1番杖に近いところのウルフの群れは全部あたしが頂いた。それでも7匹。あと3匹狩る必要がある。そこでふとローブが視界に入った。
あいつ!2番目に近かった群れをもう全部倒してる。しかもすでに3番目に近い群れのところへ向かっていた。
お互いに狩った群れの数はほぼ同数だろう。だけど杖からの移動距離が違う。ましてや不意打ちでスタートしたのにあたしの方が遅れてる?
ローブの倒したウルフを見れば、皆綺麗に首を一太刀だけ切ってその命を終わらせている。

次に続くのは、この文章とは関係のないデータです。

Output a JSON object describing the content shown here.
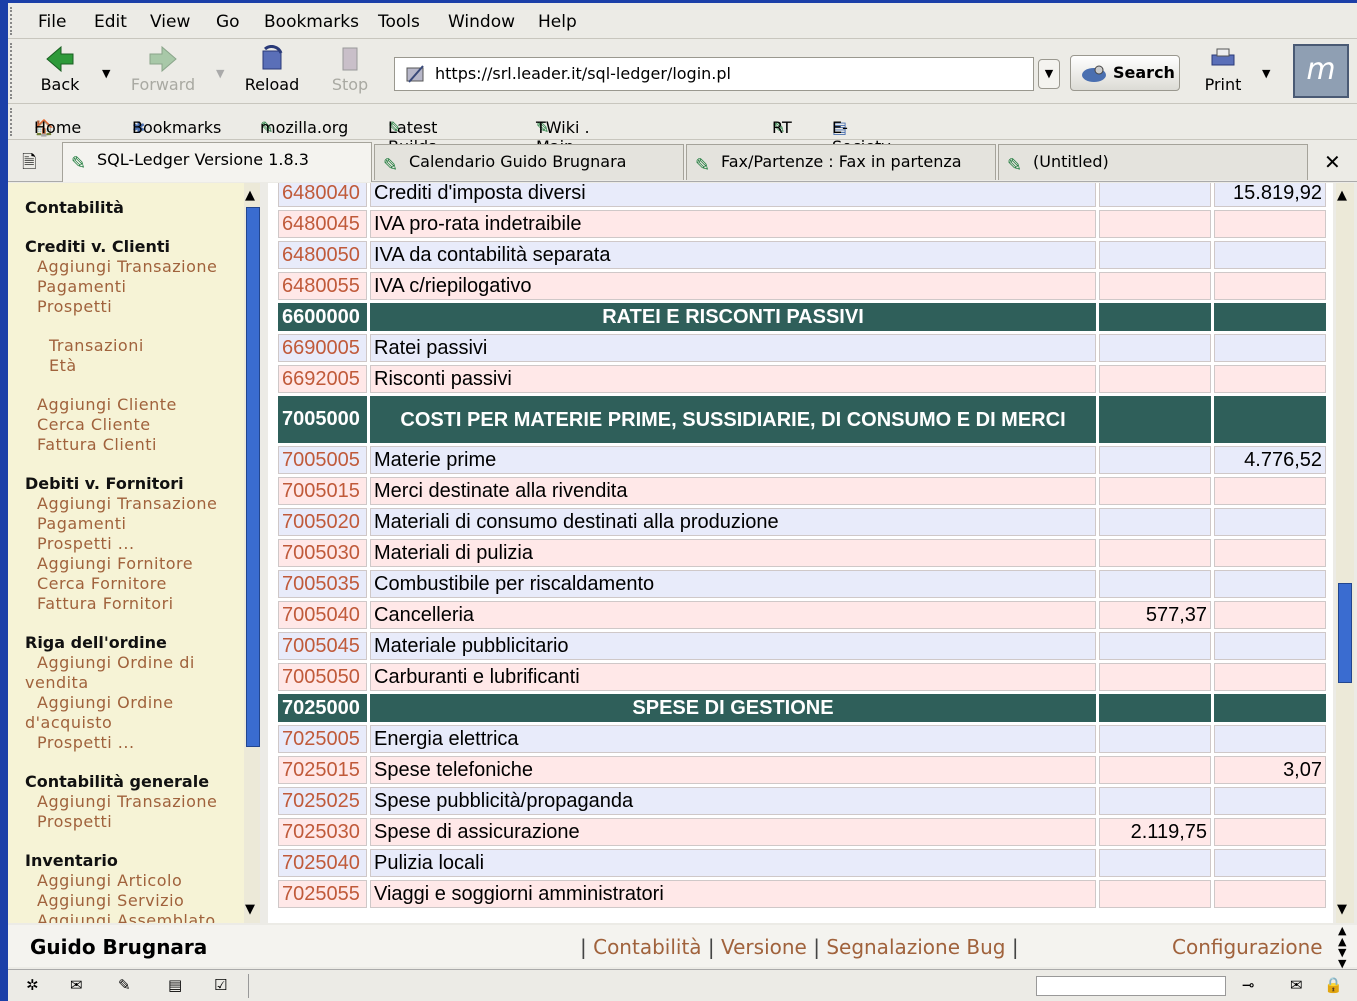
{
  "menu": [
    "File",
    "Edit",
    "View",
    "Go",
    "Bookmarks",
    "Tools",
    "Window",
    "Help"
  ],
  "nav": {
    "back": "Back",
    "forward": "Forward",
    "reload": "Reload",
    "stop": "Stop",
    "print": "Print",
    "search": "Search",
    "url": "https://srl.leader.it/sql-ledger/login.pl"
  },
  "bookmarks": [
    "Home",
    "Bookmarks",
    "mozilla.org",
    "Latest Builds",
    "TWiki . Main . WebHo...",
    "RT",
    "E-Society"
  ],
  "tabs": [
    "SQL-Ledger Versione 1.8.3",
    "Calendario Guido Brugnara",
    "Fax/Partenze : Fax in partenza",
    "(Untitled)"
  ],
  "sidebar": {
    "contabilita": "Contabilità",
    "crediti": {
      "title": "Crediti v. Clienti",
      "items": [
        "Aggiungi Transazione",
        "Pagamenti",
        "Prospetti"
      ],
      "sub": [
        "Transazioni",
        "Età"
      ],
      "more": [
        "Aggiungi Cliente",
        "Cerca Cliente",
        "Fattura Clienti"
      ]
    },
    "debiti": {
      "title": "Debiti v. Fornitori",
      "items": [
        "Aggiungi Transazione",
        "Pagamenti",
        "Prospetti ...",
        "Aggiungi Fornitore",
        "Cerca Fornitore",
        "Fattura Fornitori"
      ]
    },
    "ordine": {
      "title": "Riga dell'ordine",
      "items": [
        "Aggiungi Ordine di vendita",
        "Aggiungi Ordine d'acquisto",
        "Prospetti ..."
      ]
    },
    "generale": {
      "title": "Contabilità generale",
      "items": [
        "Aggiungi Transazione",
        "Prospetti"
      ]
    },
    "inventario": {
      "title": "Inventario",
      "items": [
        "Aggiungi Articolo",
        "Aggiungi Servizio",
        "Aggiungi Assemblato"
      ]
    }
  },
  "rows": [
    {
      "code": "6480040",
      "desc": "Crediti d'imposta diversi",
      "a": "",
      "b": "15.819,92",
      "type": "blue"
    },
    {
      "code": "6480045",
      "desc": "IVA pro-rata indetraibile",
      "a": "",
      "b": "",
      "type": "pink"
    },
    {
      "code": "6480050",
      "desc": "IVA da contabilità separata",
      "a": "",
      "b": "",
      "type": "blue"
    },
    {
      "code": "6480055",
      "desc": "IVA c/riepilogativo",
      "a": "",
      "b": "",
      "type": "pink"
    },
    {
      "code": "6600000",
      "desc": "RATEI E RISCONTI PASSIVI",
      "a": "",
      "b": "",
      "type": "head"
    },
    {
      "code": "6690005",
      "desc": "Ratei passivi",
      "a": "",
      "b": "",
      "type": "blue"
    },
    {
      "code": "6692005",
      "desc": "Risconti passivi",
      "a": "",
      "b": "",
      "type": "pink"
    },
    {
      "code": "7005000",
      "desc": "COSTI PER MATERIE PRIME, SUSSIDIARIE, DI CONSUMO E DI MERCI",
      "a": "",
      "b": "",
      "type": "head2"
    },
    {
      "code": "7005005",
      "desc": "Materie prime",
      "a": "",
      "b": "4.776,52",
      "type": "blue"
    },
    {
      "code": "7005015",
      "desc": "Merci destinate alla rivendita",
      "a": "",
      "b": "",
      "type": "pink"
    },
    {
      "code": "7005020",
      "desc": "Materiali di consumo destinati alla produzione",
      "a": "",
      "b": "",
      "type": "blue"
    },
    {
      "code": "7005030",
      "desc": "Materiali di pulizia",
      "a": "",
      "b": "",
      "type": "pink"
    },
    {
      "code": "7005035",
      "desc": "Combustibile per riscaldamento",
      "a": "",
      "b": "",
      "type": "blue"
    },
    {
      "code": "7005040",
      "desc": "Cancelleria",
      "a": "577,37",
      "b": "",
      "type": "pink"
    },
    {
      "code": "7005045",
      "desc": "Materiale pubblicitario",
      "a": "",
      "b": "",
      "type": "blue"
    },
    {
      "code": "7005050",
      "desc": "Carburanti e lubrificanti",
      "a": "",
      "b": "",
      "type": "pink"
    },
    {
      "code": "7025000",
      "desc": "SPESE DI GESTIONE",
      "a": "",
      "b": "",
      "type": "head"
    },
    {
      "code": "7025005",
      "desc": "Energia elettrica",
      "a": "",
      "b": "",
      "type": "blue"
    },
    {
      "code": "7025015",
      "desc": "Spese telefoniche",
      "a": "",
      "b": "3,07",
      "type": "pink"
    },
    {
      "code": "7025025",
      "desc": "Spese pubblicità/propaganda",
      "a": "",
      "b": "",
      "type": "blue"
    },
    {
      "code": "7025030",
      "desc": "Spese di assicurazione",
      "a": "2.119,75",
      "b": "",
      "type": "pink"
    },
    {
      "code": "7025040",
      "desc": "Pulizia locali",
      "a": "",
      "b": "",
      "type": "blue"
    },
    {
      "code": "7025055",
      "desc": "Viaggi e soggiorni amministratori",
      "a": "",
      "b": "",
      "type": "pink"
    }
  ],
  "footer": {
    "user": "Guido Brugnara",
    "links": [
      "Contabilità",
      "Versione",
      "Segnalazione Bug"
    ],
    "config": "Configurazione"
  }
}
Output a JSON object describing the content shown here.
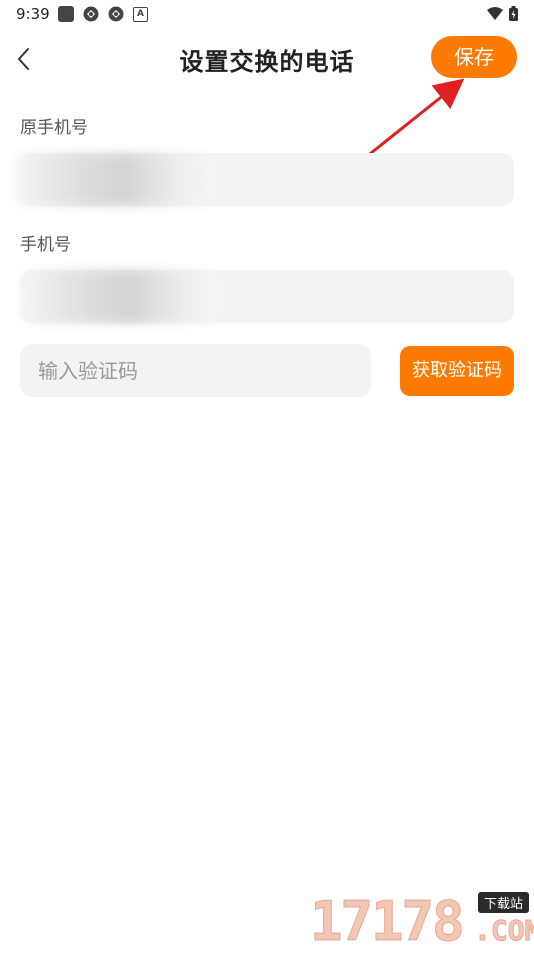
{
  "status": {
    "time": "9:39",
    "left_icons": [
      "square-notification-icon",
      "sync-icon",
      "sync-icon",
      "a-icon"
    ],
    "right_icons": [
      "wifi-icon",
      "battery-icon"
    ]
  },
  "header": {
    "title": "设置交换的电话",
    "save_label": "保存",
    "back_icon": "chevron-left-icon"
  },
  "form": {
    "old_phone_label": "原手机号",
    "old_phone_value": "",
    "new_phone_label": "手机号",
    "new_phone_value": "",
    "code_placeholder": "输入验证码",
    "code_value": "",
    "get_code_label": "获取验证码"
  },
  "annotation": {
    "arrow_color": "#e02020"
  },
  "watermark": {
    "digits": "17178",
    "badge": "下载站",
    "domain": ".COM"
  },
  "colors": {
    "accent": "#ff7a00",
    "input_bg": "#f3f3f3"
  }
}
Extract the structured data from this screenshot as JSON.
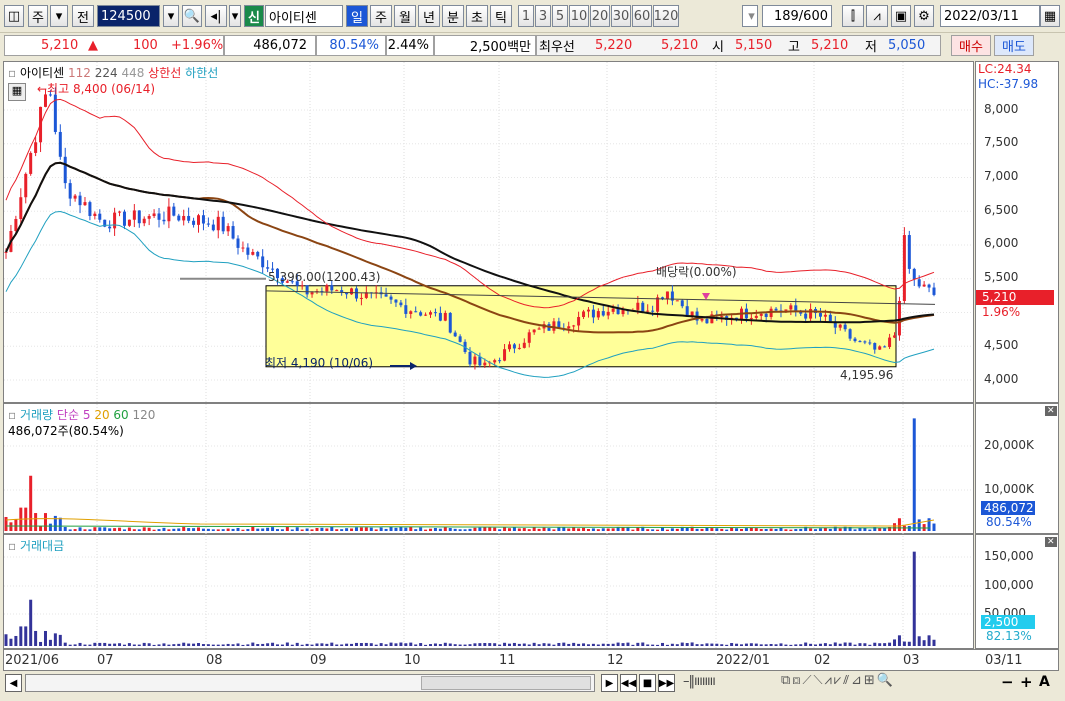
{
  "toolbar": {
    "period_type": "주",
    "prev_label": "전",
    "code": "124500",
    "credit_badge": "신",
    "stock_name": "아이티센",
    "periods": [
      "일",
      "주",
      "월",
      "년",
      "분",
      "초",
      "틱"
    ],
    "active_period": "일",
    "intervals": [
      "1",
      "3",
      "5",
      "10",
      "20",
      "30",
      "60",
      "120"
    ],
    "count": "189",
    "count_max": "/600",
    "date": "2022/03/11"
  },
  "quote": {
    "price": "5,210",
    "change_arrow": "▲",
    "change": "100",
    "change_pct": "+1.96%",
    "volume": "486,072",
    "vol_ratio": "80.54%",
    "turnover_pct": "2.44%",
    "amount": "2,500백만",
    "best_label": "최우선",
    "best_ask": "5,220",
    "best_bid": "5,210",
    "open_label": "시",
    "open": "5,150",
    "high_label": "고",
    "high": "5,210",
    "low_label": "저",
    "low": "5,050",
    "buy_label": "매수",
    "sell_label": "매도"
  },
  "price_pane": {
    "title": "아이티센",
    "ma1": "112",
    "ma2": "224",
    "ma3": "448",
    "upper_limit": "상한선",
    "lower_limit": "하한선",
    "high_note": "←최고 8,400 (06/14)",
    "low_note": "최저 4,190 (10/06)",
    "box_top_label": "5,396.00(1200.43)",
    "box_bottom_label": "4,195.96",
    "dividend_label": "배당락(0.00%)",
    "lc": "LC:24.34",
    "hc": "HC:-37.98",
    "last_price": "5,210",
    "last_pct": "1.96%",
    "yticks": [
      "8,000",
      "7,500",
      "7,000",
      "6,500",
      "6,000",
      "5,500",
      "4,500",
      "4,000"
    ]
  },
  "volume_pane": {
    "title": "거래량",
    "ma_label": "단순",
    "mas": [
      "5",
      "20",
      "60",
      "120"
    ],
    "current": "486,072주(80.54%)",
    "yticks": [
      "20,000K",
      "10,000K"
    ],
    "last_value": "486,072",
    "last_pct": "80.54%"
  },
  "amount_pane": {
    "title": "거래대금",
    "yticks": [
      "150,000",
      "100,000",
      "50,000"
    ],
    "last_value": "2,500",
    "last_pct": "82.13%"
  },
  "xaxis": [
    "2021/06",
    "07",
    "08",
    "09",
    "10",
    "11",
    "12",
    "2022/01",
    "02",
    "03"
  ],
  "xaxis_right": "03/11",
  "colors": {
    "up": "#e8202a",
    "down": "#1c57d6",
    "box_fill": "#ffff99",
    "accent": "#0a246a"
  }
}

無駄に戦う労力を割いていないからあたしより早いのか。あたしの倒したウルフと比べれば一目瞭然だった。そのウルフの亡骸には多数の傷が走っている。
負けてられない。
あたしはすぐに4番目に近いウルフの群れに向かっていった。
そういえば首を一太刀ってことはあのナリで魔法使いじゃないのか?
なんて考えているところで、
お!ちょうどいい!
あたしが向かってるところの群れちょうど3匹だ。それに対してローブが向かった方は5匹。これはもしや勝てるぞ?
「ほらかかってこいやあ!」
わざわざ自分から相手の元までいく必要もない。声をあげて呼んでやった。
すると狙い通り3匹はこちらに気づいて向かってきた。
たわいもない。先頭切って飛びかかってきたウルフの頭をカウンター気味に刎ね飛ばす。
「さぁてもうあと2匹だ」
残りのウルフたちは仲間が一瞬にしてやられたのを見て慎重になってしまった。あたしを挟んだ位置取りで同時に襲いかかってくるつもりだろう。
甘いねえ犬っころども。
そんなに離れてていいのかな?
懐から、匙を少しだけ長くした大きさのワンドを取り出し左手に構える。
「クイックキャスト!ウィンドカッター」
簡略詠唱に奴らも反応できず、はさみ打ちを狙ってたうちの1匹をこれで片付けた。
右手に細剣。左手にワンド。ナリは白魔道士だけど使ったのは黒魔法。
さてどうするワンちゃん。
尻尾巻いて逃げるかい?
《あおおおおおぉぉぉぉぉぉぉん!!!》
あ……やば……
ザザザザザザザザザザザザ
うわあああああ周りのウルフたちが一斉にこっち来たああ!
「油断したよくそぉ!」ザシュッ
未だ吠え続けていたウルフはその場で首を落とし、あたしは猛ダッシュで杖の位置まで戻りだした。
見回せばどうやらローブの奴もトバッチリを受けたようで杖の方に向かってる。
杖との距離はお互い同じくらいか。
だけどどちらにせよ遠い。これなら余裕で群れに追いつかれる。振り返ればまた20匹ほどこちらに向かって駆けてきていた。
あたしだけに20匹だ。ローブの方の奴らを加えればその倍にはなるだろう。
なんでこいつらこんな平原まで生息域広げてんだよ。普通山にいるような魔物だろこいつら。
と、あたしは誰にぶつけるわけでもない今さらな言い訳をつらつらと並べる。
「ローブ!さすがにこの数1人ずつじゃ捌けない。2人で一旦まとまろう!」
「…………。」
分かんない!お互い走ってるから首振ってんのか振ってないのか、はたまた聞こえてないのか。それでも意図は察してくれたのか、あたしの方にローブは寄ってきた。互いに杖を挟んだ位置の群れに向かわなかったのが功を奏した。
あたしはローブの奴と背中合わせになって細剣を構える。周りはすっかりウルフの群れに囲まれてしまった。